Kyes: Yeah, it’s something that brings up a lot of larger issues. When you start looking at institutions of higher education, and institutions of art and poetry, all of these things are very much established and maintained by white privilege. The people who have privilege get to go to the university, for the most part, which means they get to get a degree and a certain level of income that allows them to make decisions about the kind of jobs they’re going to take. So any time I go to an Arts in Corrections conference, or the Conference on Higher Education in Prison, it is starting to shift a little bit but it used to just be a sea of white women. That’s complicated, but we have to ask the question of why, and what can we do as organizations and institutions to shift that? That’s what you’re doing, bringing in people that have been part of the system, within your program.

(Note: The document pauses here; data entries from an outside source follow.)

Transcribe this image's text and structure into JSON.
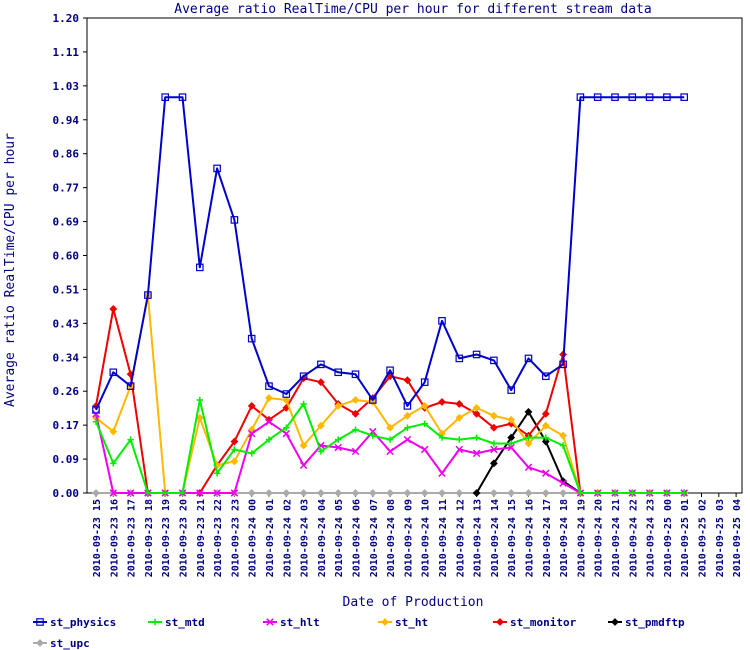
{
  "chart_data": {
    "type": "line",
    "title": "Average ratio RealTime/CPU per hour for different stream data",
    "xlabel": "Date of Production",
    "ylabel": "Average ratio RealTime/CPU per hour",
    "ylim": [
      0,
      1.2
    ],
    "y_ticks": [
      "0.00",
      "0.09",
      "0.17",
      "0.26",
      "0.34",
      "0.43",
      "0.51",
      "0.60",
      "0.69",
      "0.77",
      "0.86",
      "0.94",
      "1.03",
      "1.11",
      "1.20"
    ],
    "categories": [
      "2010-09-23 15",
      "2010-09-23 16",
      "2010-09-23 17",
      "2010-09-23 18",
      "2010-09-23 19",
      "2010-09-23 20",
      "2010-09-23 21",
      "2010-09-23 22",
      "2010-09-23 23",
      "2010-09-24 00",
      "2010-09-24 01",
      "2010-09-24 02",
      "2010-09-24 03",
      "2010-09-24 04",
      "2010-09-24 05",
      "2010-09-24 06",
      "2010-09-24 07",
      "2010-09-24 08",
      "2010-09-24 09",
      "2010-09-24 10",
      "2010-09-24 11",
      "2010-09-24 12",
      "2010-09-24 13",
      "2010-09-24 14",
      "2010-09-24 15",
      "2010-09-24 16",
      "2010-09-24 17",
      "2010-09-24 18",
      "2010-09-24 19",
      "2010-09-24 20",
      "2010-09-24 21",
      "2010-09-24 22",
      "2010-09-24 23",
      "2010-09-25 00",
      "2010-09-25 01",
      "2010-09-25 02",
      "2010-09-25 03",
      "2010-09-25 04",
      "2010-09-25 05",
      "2010-09-25 08",
      "2010-09-26 00"
    ],
    "grid": false,
    "legend_position": "bottom",
    "series": [
      {
        "name": "st_physics",
        "color": "#0000cc",
        "marker": "square",
        "values": [
          0.21,
          0.305,
          0.27,
          0.5,
          1.0,
          1.0,
          0.57,
          0.82,
          0.69,
          0.39,
          0.27,
          0.25,
          0.295,
          0.325,
          0.305,
          0.3,
          0.235,
          0.31,
          0.22,
          0.28,
          0.435,
          0.34,
          0.35,
          0.335,
          0.26,
          0.34,
          0.295,
          0.325,
          1.0,
          1.0,
          1.0,
          1.0,
          1.0,
          1.0,
          1.0,
          null,
          null,
          null,
          null,
          null,
          null
        ]
      },
      {
        "name": "st_mtd",
        "color": "#00ee00",
        "marker": "cross",
        "values": [
          0.18,
          0.075,
          0.135,
          0.0,
          0.0,
          0.0,
          0.235,
          0.05,
          0.11,
          0.1,
          0.135,
          0.165,
          0.225,
          0.105,
          0.135,
          0.16,
          0.145,
          0.135,
          0.165,
          0.175,
          0.14,
          0.135,
          0.14,
          0.125,
          0.125,
          0.14,
          0.14,
          0.12,
          0.0,
          0.0,
          0.0,
          0.0,
          0.0,
          0.0,
          0.0,
          null,
          null,
          null,
          null,
          null,
          null
        ]
      },
      {
        "name": "st_hlt",
        "color": "#ee00ee",
        "marker": "x",
        "values": [
          0.2,
          0.0,
          0.0,
          0.0,
          0.0,
          0.0,
          0.0,
          0.0,
          0.0,
          0.15,
          0.18,
          0.15,
          0.07,
          0.12,
          0.115,
          0.105,
          0.155,
          0.105,
          0.135,
          0.11,
          0.05,
          0.11,
          0.1,
          0.11,
          0.115,
          0.065,
          0.05,
          0.025,
          0.0,
          0.0,
          0.0,
          0.0,
          0.0,
          0.0,
          0.0,
          null,
          null,
          null,
          null,
          null,
          null
        ]
      },
      {
        "name": "st_ht",
        "color": "#ffb800",
        "marker": "diamond",
        "values": [
          0.19,
          0.155,
          0.27,
          0.5,
          0.0,
          0.0,
          0.19,
          0.07,
          0.08,
          0.16,
          0.24,
          0.235,
          0.12,
          0.17,
          0.22,
          0.235,
          0.23,
          0.165,
          0.195,
          0.22,
          0.15,
          0.19,
          0.215,
          0.195,
          0.185,
          0.125,
          0.17,
          0.145,
          0.0,
          0.0,
          0.0,
          0.0,
          0.0,
          0.0,
          0.0,
          null,
          null,
          null,
          null,
          null,
          null
        ]
      },
      {
        "name": "st_monitor",
        "color": "#ee0000",
        "marker": "diamond",
        "values": [
          0.22,
          0.465,
          0.3,
          0.0,
          0.0,
          0.0,
          0.0,
          0.07,
          0.13,
          0.22,
          0.185,
          0.215,
          0.29,
          0.28,
          0.225,
          0.2,
          0.24,
          0.295,
          0.285,
          0.215,
          0.23,
          0.225,
          0.2,
          0.165,
          0.175,
          0.145,
          0.2,
          0.35,
          0.0,
          0.0,
          0.0,
          0.0,
          0.0,
          0.0,
          0.0,
          null,
          null,
          null,
          null,
          null,
          null
        ]
      },
      {
        "name": "st_pmdftp",
        "color": "#000000",
        "marker": "diamond",
        "values": [
          null,
          null,
          null,
          null,
          null,
          null,
          null,
          null,
          null,
          null,
          null,
          null,
          null,
          null,
          null,
          null,
          null,
          null,
          null,
          null,
          null,
          null,
          0.0,
          0.075,
          0.14,
          0.205,
          0.13,
          0.03,
          0.0,
          null,
          null,
          null,
          null,
          null,
          null,
          null,
          null,
          null,
          null,
          null,
          null
        ]
      },
      {
        "name": "st_upc",
        "color": "#aaaaaa",
        "marker": "diamond",
        "values": [
          0,
          0,
          0,
          0,
          0,
          0,
          0,
          0,
          0,
          0,
          0,
          0,
          0,
          0,
          0,
          0,
          0,
          0,
          0,
          0,
          0,
          0,
          0,
          0,
          0,
          0,
          0,
          0,
          0,
          0,
          0,
          0,
          0,
          0,
          0,
          null,
          null,
          null,
          null,
          null,
          null
        ]
      }
    ]
  }
}
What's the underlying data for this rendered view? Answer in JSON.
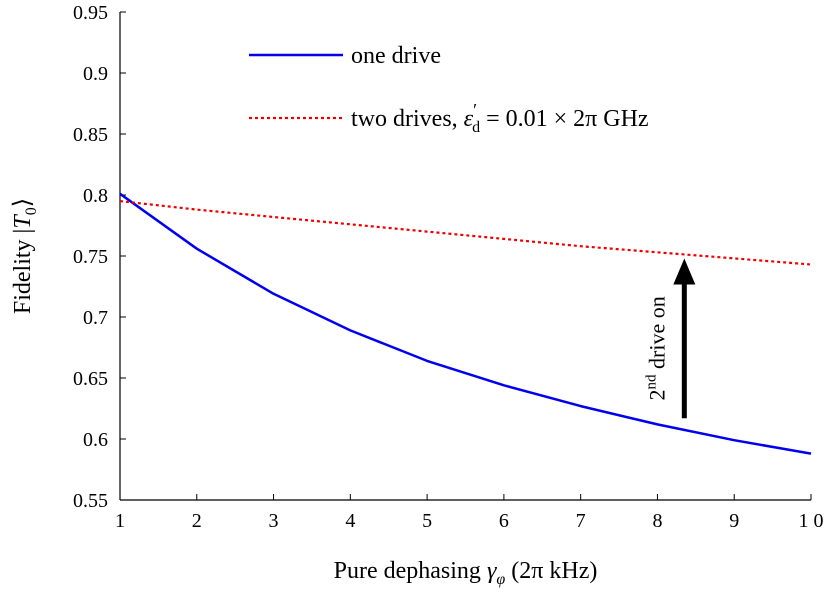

For us, it’s something that we struggle with—finding formerly incarcerated students to work with [APAEP]. But we continue to ask, why does this hurdle exist, and what can we do to change it? I do think it’s an issue, and I don’t think it’s doing anybody any favors to ignore it.

My history thesis I did—it seems like, a million years ago now—was basically on complications of moral and social uplift coming out of Extension [schools]. Extension came out of the universities, so it was well-meaning—and I’m using my air quotes—“well-meaning” people stepping into areas that did not have the same information that the university had, and trying to share that. For example, someone would come in and say, “I’m going to teach you how to can your vegetables properly, which is going to reduce botulism,” which is great, because it’s not going to kill your family. And then the next time, they would come and say, “Well, you need to paint your house like this and you need to make these clothes to look like this.” So that’s the thing we’ve got to be mindful of: making all these decisions about what we think a given population needs, based on our privilege. In our field, we have to respect each other and love each other enough to call each other out when we see it, because I don’t think anybody in this field really wants to perpetuate that.